The Espada Formation represents a long period of geologic history – tens of millions of years – in which sediments were deposited in warm, quiet water in a basin that was gradually subsiding. The water was usually shallow, as indicated by the frequent sandstone beds (coarse sediment such as sand is deposited nearer shore unless carried far offshore by submarine landslides and other subsea mass movements). The Espada resembles some strata of the underlying Franciscan Formation, even though the two units may have been deposited at great distances from each other, and brought together by tectonic forces along the boundaries of the Pacific and North American Plates.

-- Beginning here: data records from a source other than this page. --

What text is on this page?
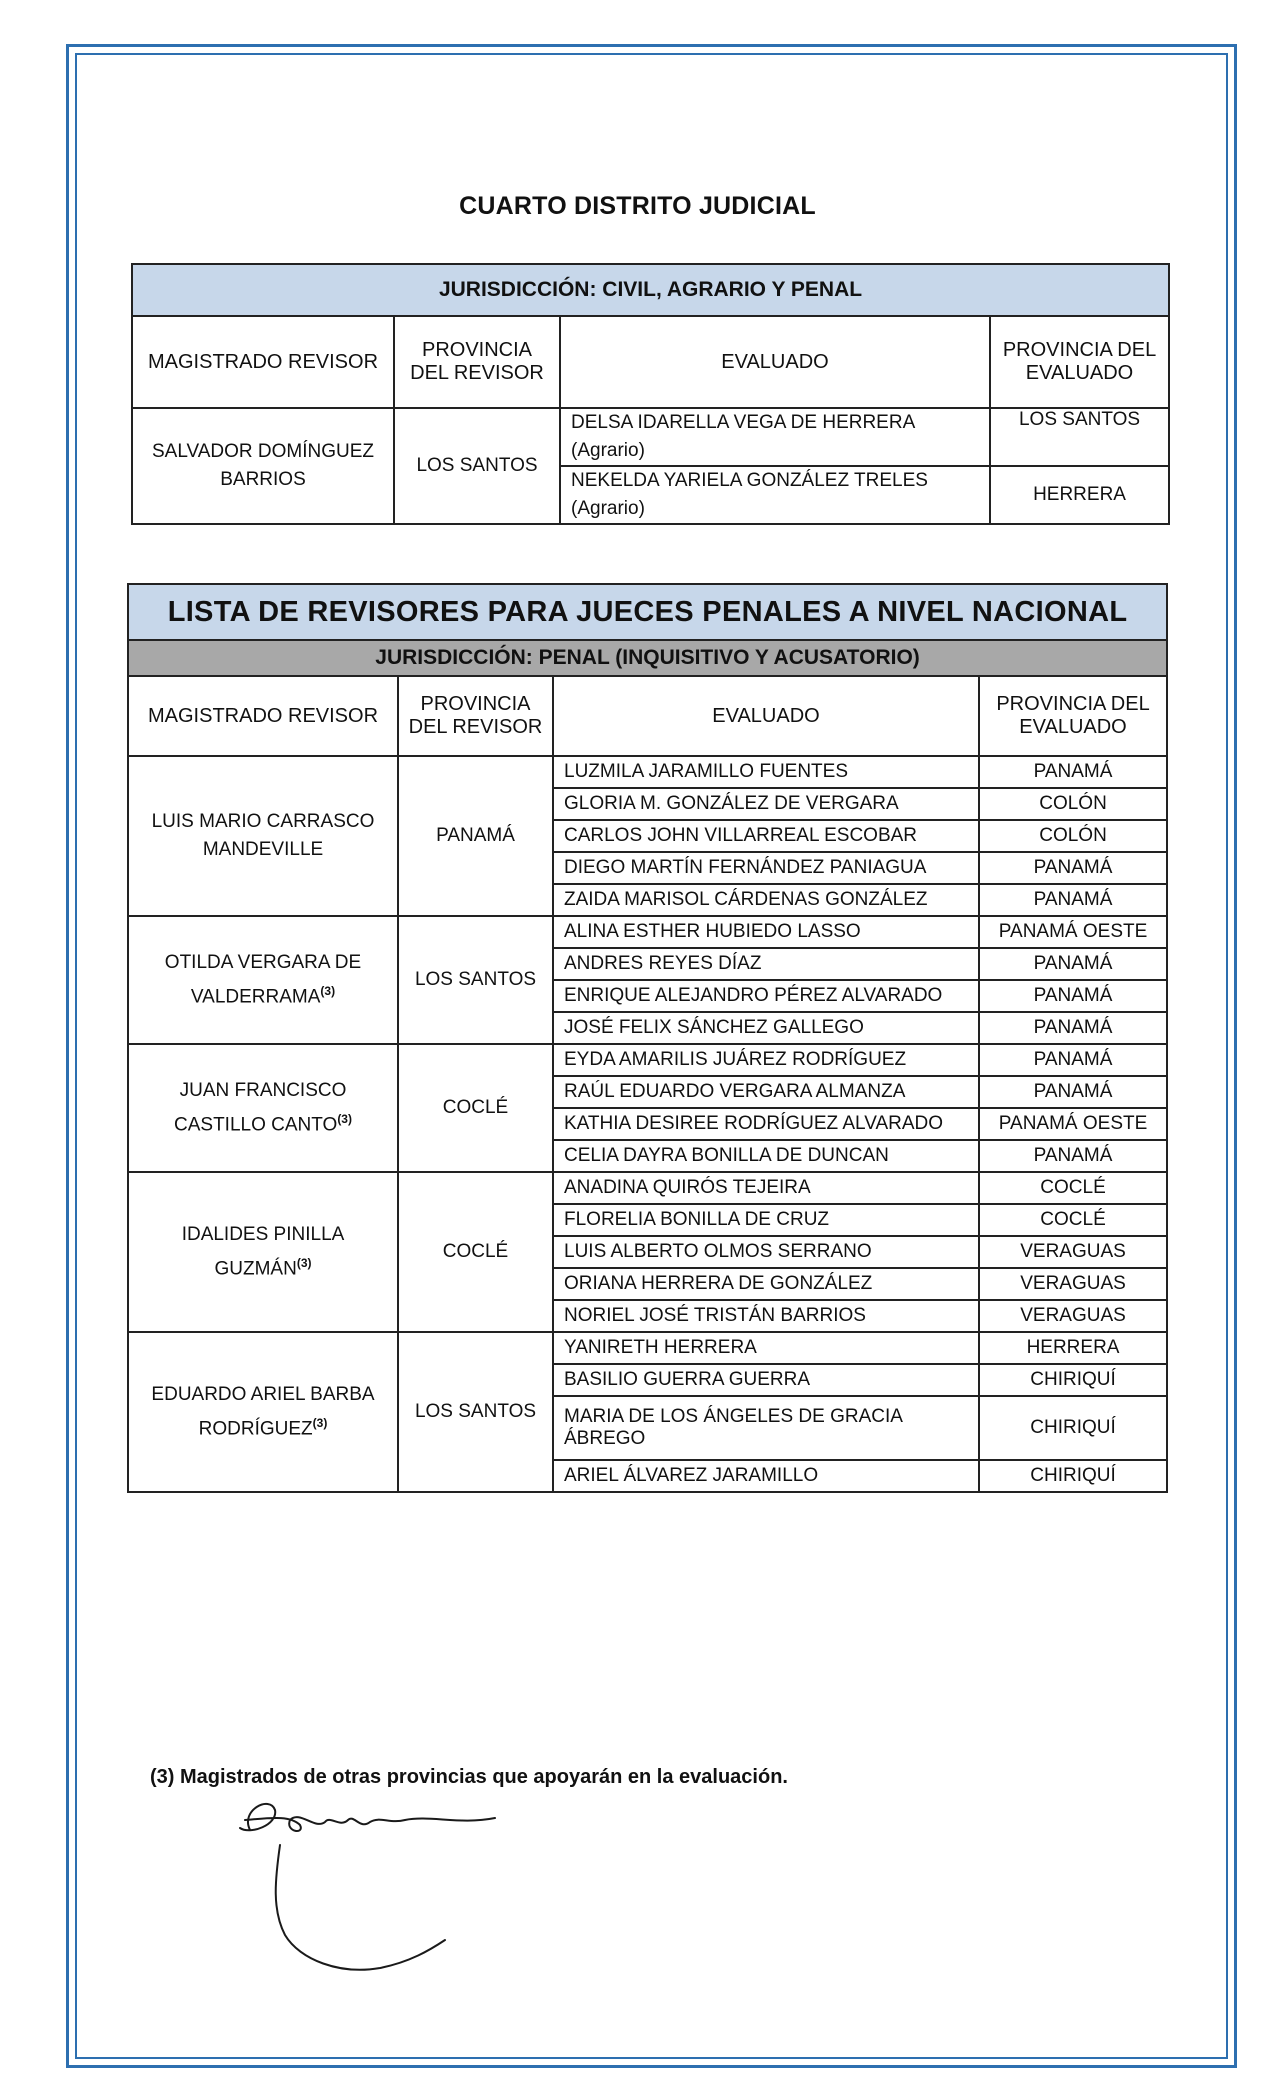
CUARTO DISTRITO JUDICIAL
JURISDICCIÓN: CIVIL, AGRARIO Y PENAL			
MAGISTRADO REVISOR	PROVINCIA DEL REVISOR	EVALUADO	PROVINCIA DEL EVALUADO
SALVADOR DOMÍNGUEZ BARRIOS	LOS SANTOS	DELSA IDARELLA VEGA DE HERRERA (Agrario)	LOS SANTOS
		NEKELDA YARIELA GONZÁLEZ TRELES (Agrario)	HERRERA
LISTA DE REVISORES PARA JUECES PENALES A NIVEL NACIONAL			
JURISDICCIÓN: PENAL (INQUISITIVO Y ACUSATORIO)			
MAGISTRADO REVISOR	PROVINCIA DEL REVISOR	EVALUADO	PROVINCIA DEL EVALUADO
LUIS MARIO CARRASCO MANDEVILLE	PANAMÁ	LUZMILA JARAMILLO FUENTES	PANAMÁ
		GLORIA M. GONZÁLEZ DE VERGARA	COLÓN
		CARLOS JOHN VILLARREAL ESCOBAR	COLÓN
		DIEGO MARTÍN FERNÁNDEZ PANIAGUA	PANAMÁ
		ZAIDA MARISOL CÁRDENAS GONZÁLEZ	PANAMÁ
OTILDA VERGARA DE VALDERRAMA$^{(3)}$	LOS SANTOS	ALINA ESTHER HUBIEDO LASSO	PANAMÁ OESTE
		ANDRES REYES DÍAZ	PANAMÁ
		ENRIQUE ALEJANDRO PÉREZ ALVARADO	PANAMÁ
		JOSÉ FELIX SÁNCHEZ GALLEGO	PANAMÁ
JUAN FRANCISCO CASTILLO CANTO$^{(3)}$	COCLÉ	EYDA AMARILIS JUÁREZ RODRÍGUEZ	PANAMÁ
		RAÚL EDUARDO VERGARA ALMANZA	PANAMÁ
		KATHIA DESIREE RODRÍGUEZ ALVARADO	PANAMÁ OESTE
		CELIA DAYRA BONILLA DE DUNCAN	PANAMÁ
IDALIDES PINILLA GUZMÁN$^{(3)}$	COCLÉ	ANADINA QUIRÓS TEJEIRA	COCLÉ
		FLORELIA BONILLA DE CRUZ	COCLÉ
		LUIS ALBERTO OLMOS SERRANO	VERAGUAS
		ORIANA HERRERA DE GONZÁLEZ	VERAGUAS
		NORIEL JOSÉ TRISTÁN BARRIOS	VERAGUAS
EDUARDO ARIEL BARBA RODRÍGUEZ$^{(3)}$	LOS SANTOS	YANIRETH HERRERA	HERRERA
		BASILIO GUERRA GUERRA	CHIRIQUÍ
		MARIA DE LOS ÁNGELES DE GRACIA ÁBREGO	CHIRIQUÍ
		ARIEL ÁLVAREZ JARAMILLO	CHIRIQUÍ
(3) Magistrados de otras provincias que apoyarán en la evaluación.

The crustal block on which the Espada was deposited has been shifted northwestward along the plate boundaries and rotated approximately 90 degrees since the time of its deposition. Most of the movement took place recently, compared to the time of deposition – in the Miocene and Pliocene eras. As the block shifted northward, the formation was also subject to folding, resulting in creation of structures such as the Mono syncline, which includes Camuesa Peak north of Gibraltar Reservoir, and the parallel Agua Caliente anticline.

==Paleontology==
Relatively few fossils are found in the Espada, considering its extent and immense depth, but those that are found mostly indicate a Cretaceous age. Buchia piochii, found in the lowest part of the Espada, has been dated to the late Jurassic, which gives the low extreme for age of the unit; Coralliochana orcutti is found near the top, indicating late Cretaceous age and warm water, suggestive of tropical conditions. Other fossils found include mollusks, ammonites, baculites, and pelecypods.